"The Catcher in the Rye" author J.D. Salinger had been a recluse most of his life until his death in 2010. Fans who are eager to know more about the life of one of America's most famous writers will be happy to know that a new documentary about him is slated for release this year.
J.D. Salinger's most famous novel
Veteran photographer Michael McDermott's snapshots of Salinger during his 'stalking' assignment for Newsweek about the author in 1979 is featured in the Harvey Weinstein-produced film.
According to Oregon Live, McDermott didn't think that his photos of Salinger before he became a recluse was important. Thirty-four years later, one of his photos of the author has become very famous and landed him a documentary backed by a big distributor.
Newsweek sent him to capture a picture of J.D. Salinger for $1,000. He didn't think the assignment was exciting, yet he went there for the money because he was only earning $250 day rate for his job.
The photographer asked Newsweek "OK, what's the phone number? Where do I go" but the company said "No. No number. This is someone who doesn't want to be photographed."
Salinger became a recluse after the international success of his most famous novel "The Catcher in the Rye" in the 1950s, which became a standard in high school English reading list. He had no new photograph since 1961.
Mcdermott's chance to photograph Salinger came on his second day of following the author. A couple stopped to talk to him after leaving the post office.
"As he came back out, I got it," McDermott said. "I got Salinger."
Compared to the other photos shot by photographers, Salinger looked angry for his loss of privacy while McDermott's shot features the author holding his mail.
Screenwriter and director Shane Salerno, best known for his works in Armageddon and the Avatar sequel, called McDermott's mother to buy the rights of the Newsweek photograph for the documentary and a 700-page book about the author.
The book contains photographs, letters and other materials collected from his friend Paul Fitzgerald who died just months later after Salinger's death.
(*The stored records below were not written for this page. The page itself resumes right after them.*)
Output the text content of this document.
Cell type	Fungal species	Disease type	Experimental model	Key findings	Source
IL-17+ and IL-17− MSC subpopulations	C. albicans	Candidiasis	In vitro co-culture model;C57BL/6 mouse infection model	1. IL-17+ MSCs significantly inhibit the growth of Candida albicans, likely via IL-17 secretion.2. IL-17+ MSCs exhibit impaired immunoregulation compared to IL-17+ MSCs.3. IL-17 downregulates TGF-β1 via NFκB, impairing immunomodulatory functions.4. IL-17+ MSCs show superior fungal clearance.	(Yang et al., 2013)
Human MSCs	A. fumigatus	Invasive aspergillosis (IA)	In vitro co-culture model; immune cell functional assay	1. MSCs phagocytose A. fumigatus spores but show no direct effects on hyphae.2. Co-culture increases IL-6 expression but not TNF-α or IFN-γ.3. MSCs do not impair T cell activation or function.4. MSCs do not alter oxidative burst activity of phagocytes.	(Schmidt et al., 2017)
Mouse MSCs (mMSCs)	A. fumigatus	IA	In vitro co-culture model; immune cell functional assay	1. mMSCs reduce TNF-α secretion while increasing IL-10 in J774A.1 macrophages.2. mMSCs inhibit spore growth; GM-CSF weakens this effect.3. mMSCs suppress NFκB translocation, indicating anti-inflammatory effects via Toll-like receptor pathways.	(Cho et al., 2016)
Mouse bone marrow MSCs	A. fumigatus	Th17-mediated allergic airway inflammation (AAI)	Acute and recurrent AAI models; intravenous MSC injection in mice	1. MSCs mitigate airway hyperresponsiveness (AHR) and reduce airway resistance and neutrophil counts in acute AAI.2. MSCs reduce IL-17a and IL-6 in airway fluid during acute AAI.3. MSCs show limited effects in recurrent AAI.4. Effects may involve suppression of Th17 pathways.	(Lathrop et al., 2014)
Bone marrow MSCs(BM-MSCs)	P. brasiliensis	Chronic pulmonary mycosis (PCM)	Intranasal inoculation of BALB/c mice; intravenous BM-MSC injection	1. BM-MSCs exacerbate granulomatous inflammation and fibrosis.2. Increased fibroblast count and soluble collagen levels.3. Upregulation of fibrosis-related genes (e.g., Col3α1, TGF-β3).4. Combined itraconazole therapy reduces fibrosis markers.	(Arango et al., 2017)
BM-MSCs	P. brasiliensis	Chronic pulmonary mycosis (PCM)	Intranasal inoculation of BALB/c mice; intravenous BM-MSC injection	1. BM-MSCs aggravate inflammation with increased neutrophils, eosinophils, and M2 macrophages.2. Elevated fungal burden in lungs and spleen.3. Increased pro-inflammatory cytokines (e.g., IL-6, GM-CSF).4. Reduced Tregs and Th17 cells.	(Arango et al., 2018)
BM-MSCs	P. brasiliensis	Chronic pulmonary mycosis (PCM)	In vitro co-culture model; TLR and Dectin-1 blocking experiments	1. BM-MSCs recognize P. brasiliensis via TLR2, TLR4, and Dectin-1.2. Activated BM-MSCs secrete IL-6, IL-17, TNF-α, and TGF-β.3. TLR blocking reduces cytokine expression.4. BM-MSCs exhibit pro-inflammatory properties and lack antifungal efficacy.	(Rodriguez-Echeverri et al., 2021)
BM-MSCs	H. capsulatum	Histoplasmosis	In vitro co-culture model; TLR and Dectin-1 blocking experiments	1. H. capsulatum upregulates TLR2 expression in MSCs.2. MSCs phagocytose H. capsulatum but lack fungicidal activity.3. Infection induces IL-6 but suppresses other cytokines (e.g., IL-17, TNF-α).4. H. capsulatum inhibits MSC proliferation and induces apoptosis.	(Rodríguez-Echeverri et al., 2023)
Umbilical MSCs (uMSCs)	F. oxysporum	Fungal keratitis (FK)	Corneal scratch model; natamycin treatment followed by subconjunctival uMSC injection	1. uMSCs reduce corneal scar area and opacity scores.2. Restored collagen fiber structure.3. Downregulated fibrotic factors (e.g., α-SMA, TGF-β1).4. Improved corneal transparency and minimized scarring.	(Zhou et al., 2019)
McDermott is also selling limited edition prints of the famous Salinger image to help the North Portland nonprofit Friends of the Children, where he volunteers during his spare time.
McDermott revealed that he was not a fan of the author. It was only when Salerno contacted him that he went back to read "The Catcher in the Rye," "Franny and Zooey" and "Raise High the Roofbeam, Carpenters." He has become a J.D. Salinger fan since then.